The first two questions are answered by seeing what the FCC should do. It should split the TV band into seven overlay licenses of 42 MHz each. Then auction all seven.

At the same time, it should provide a mechanism to supply the 10 million households not having a cable or satellite subscription with free broadcast video service for five or 10 years. This can be done by vouchers, as with the DTV set-top box subsidies or via a procurement auction. It won't cost more than $3 billion ($300 times 10 million), a small fraction of the spectrum auction receipts.

The overlay licenses will embed encumbrances — you. Existing stations would have the right to continue broadcasting, to relocate to another channel assignment or to go off off-air. No worries about coverage. The new spectrum owners will pay cable and satellite operators to guarantee carriage. If not, you won't vacate.

So "free" TV service remains, but the delivery platform will be technology-neutral. And you'll be part of the solution, for which you will be compensated. How does something like $30 billion spread across 1,750 full-power TV stations sound to you?

That figure simply derives from the prices paid in last year's 700 MHz auction. At $1.28 per MHz per capita, a station in New York might clear $200 million. A station in Spokane, Wash., about $8 million. Again, these are estimates. Real prices may vary.

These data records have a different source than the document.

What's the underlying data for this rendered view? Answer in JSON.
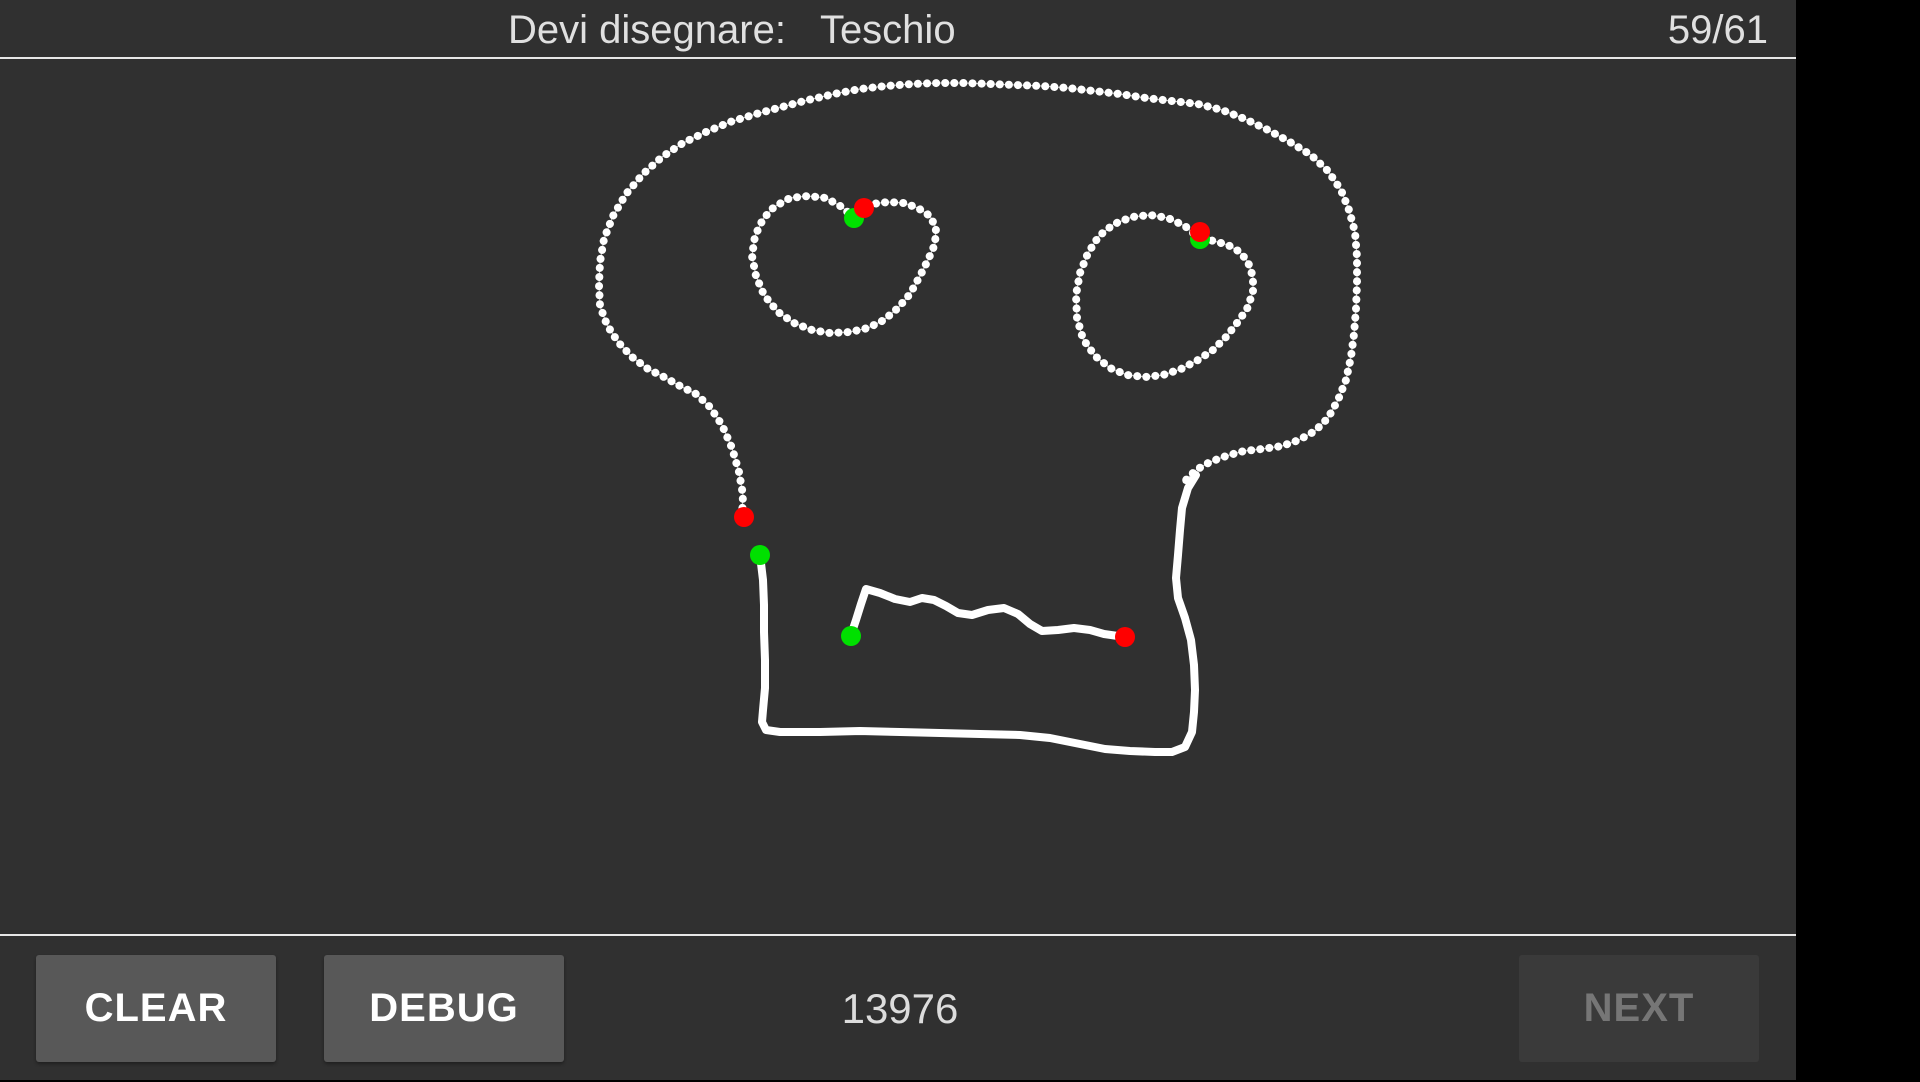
{
  "header": {
    "prompt_label": "Devi disegnare:",
    "target_word": "Teschio",
    "progress": "59/61"
  },
  "canvas": {
    "stroke_color": "#ffffff",
    "start_marker_color": "#00e000",
    "end_marker_color": "#ff0000",
    "background": "#303030"
  },
  "footer": {
    "clear_label": "CLEAR",
    "debug_label": "DEBUG",
    "score": "13976",
    "next_label": "NEXT",
    "next_enabled": false
  }
}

That gets us down to your greatest fear: you lose your "public interest" veneer when you start quoting sell prices. So, don't. Just sit there. Let the FCC move forward with a smart plan like this. It's actually in the public interest to unleash new bandwidth for the services consumers most desire. And it makes the U.S. more competitive in the Global Broadband Race.

Here's the blunt end of the stick: Losing your special place is no longer much of a problem. There's just not much left in your business model. What can "public trusteeship" deliver that matches $30 billion? Or a tenth of that?
 
Thomas W. Hazlett is Professor of Law & Economics and serves as Director of the Information Economy Project at George Mason University School of Law.  He is also a Columnist for the New Technology Policy Forum hosted by the Financial Times.  Prof. Hazlett previously held faculty appointments at the University of California at Davis, Columbia University, and the Wharton School, and in 1991-92 served as Chief Economist of the Federal Communications Commission.

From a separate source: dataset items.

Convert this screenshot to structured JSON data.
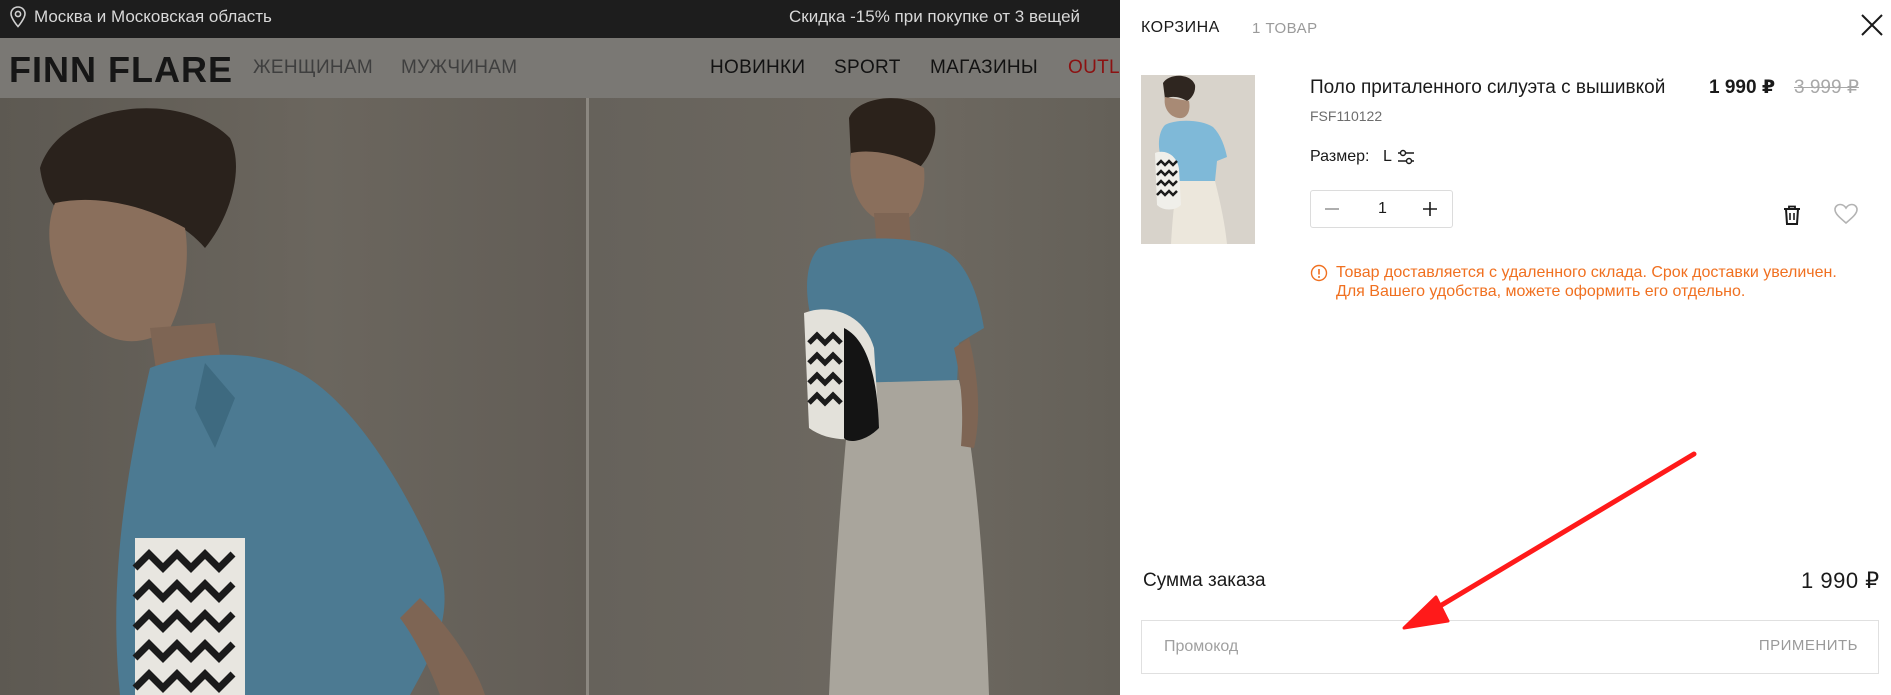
{
  "site": {
    "location": "Москва и Московская область",
    "promo_banner": "Скидка -15% при покупке от 3 вещей",
    "logo": "FINN FLARE",
    "nav": {
      "women": "ЖЕНЩИНАМ",
      "men": "МУЖЧИНАМ",
      "new": "НОВИНКИ",
      "sport": "SPORT",
      "stores": "МАГАЗИНЫ",
      "outlet": "OUTL"
    }
  },
  "cart": {
    "title": "КОРЗИНА",
    "count": "1 ТОВАР",
    "item": {
      "name": "Поло приталенного силуэта с вышивкой",
      "sku": "FSF110122",
      "price": "1 990 ₽",
      "old_price": "3 999 ₽",
      "size_label": "Размер:",
      "size_value": "L",
      "quantity": "1",
      "notice": "Товар доставляется с удаленного склада. Срок доставки увеличен. Для Вашего удобства, можете оформить его отдельно."
    },
    "summary": {
      "label": "Сумма заказа",
      "value": "1 990 ₽"
    },
    "promo": {
      "placeholder": "Промокод",
      "apply": "ПРИМЕНИТЬ"
    }
  },
  "colors": {
    "notice": "#f07020",
    "annotation_arrow": "#ff1a1a",
    "outlet": "#8c1111"
  },
  "icons": [
    "location-pin-icon",
    "close-icon",
    "size-filter-icon",
    "minus-icon",
    "plus-icon",
    "trash-icon",
    "heart-icon",
    "info-icon"
  ]
}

Prof. Hazlett has published widely in academic and popular journals on the economics of the Information Sector.  He has provided expert testimony to federal and state courts, regulatory agencies, committees of Congress, foreign governments, and international organizations.  His book, Public Policy Toward Cable Television, was co-authored with Matthew L. Spitzer (MIT Press, 1997).

4 comments:

Anonymous said...

Please keep your grubby little mitts off the rest of my bandwidth. You already took channels 52 through 88. Channel 37 is reserved for radio astronomy, and there is no channel 1. So all we have left are channels 2 through 36 and 38 through 51, which means it's crowded! Believe it or not, there are still millions of us that receive our programming over the air, and we want to keep it that way!

DON'T TREAD ON ME!

Scott

Anonymous said...

"...supply....free broadcast video service for five or 10 years..."

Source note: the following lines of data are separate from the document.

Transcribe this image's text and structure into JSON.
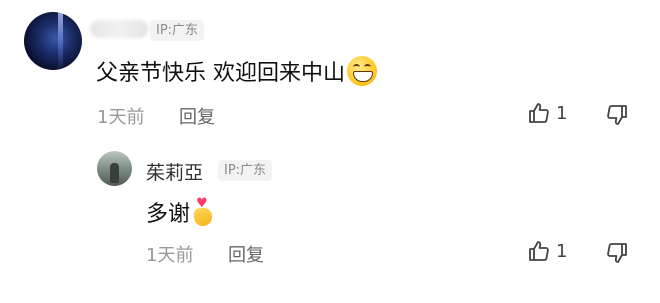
{
  "comment": {
    "ip": "IP:广东",
    "text": "父亲节快乐 欢迎回来中山",
    "emoji": "grinning-face",
    "time": "1天前",
    "reply_label": "回复",
    "like_count": "1"
  },
  "reply": {
    "username": "茱莉亞",
    "ip": "IP:广东",
    "text": "多谢",
    "emoji": "finger-heart",
    "time": "1天前",
    "reply_label": "回复",
    "like_count": "1"
  }
}
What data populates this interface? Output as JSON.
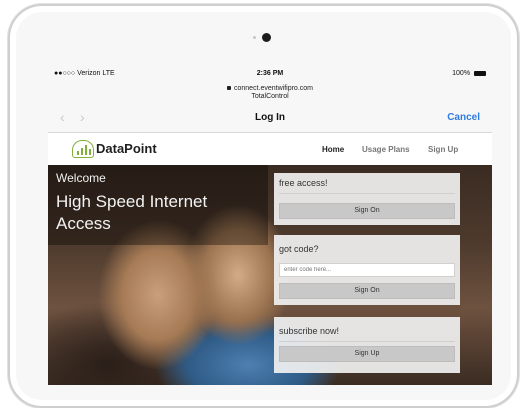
{
  "statusbar": {
    "carrier": "●●○○○ Verizon  LTE",
    "time": "2:36 PM",
    "battery": "100%"
  },
  "browser": {
    "url_line1": "connect.eventwifipro.com",
    "url_line2": "TotalControl",
    "back_icon": "‹",
    "forward_icon": "›",
    "title": "Log In",
    "cancel_label": "Cancel"
  },
  "site": {
    "logo_text": "DataPoint",
    "brand_color": "#7fb13a",
    "menu": [
      "Home",
      "Usage Plans",
      "Sign Up"
    ],
    "active_menu": "Home"
  },
  "hero": {
    "welcome": "Welcome",
    "headline": "High Speed Internet Access"
  },
  "panels": {
    "free_title": "free access!",
    "free_button": "Sign On",
    "code_title": "got code?",
    "code_placeholder": "enter code here...",
    "code_button": "Sign On",
    "subscribe_title": "subscribe now!",
    "subscribe_button": "Sign Up"
  }
}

Why only 5 or 10 yrs?? Let whomever benefits from new spectrum continue to subsidize free TV for the unwired public for as long as they use the spectrum they took away. This could be done in other bands and free up existing bands for other uses. It amazed me that the FCC didn't vacate the entire VHF band, but most broadcasters HAVE vacated the low V band (there are only about 45 full service broadcasters left by my quick count).

Anonymous said...

"But no one is watching your off-air-only channels. Not even Aunt Minnie in Peoria, the one who was supposed to go bonkers when analog went dark last June."

I STILL WATCH OTA TV! KEEP YOUR HANDS OFF OF OUR OTA TV BROADCASTS!

Anonymous said...

"But no one is watching your off-air-only channels. Not even Aunt Minnie in Peoria, the one who was supposed to go bonkers when analog went dark last June."

KEEP YOUR HANDS TO YOURSELF AND DO NOT TAKE AWAY OUR OTA TV! I STILL USE OTA TV!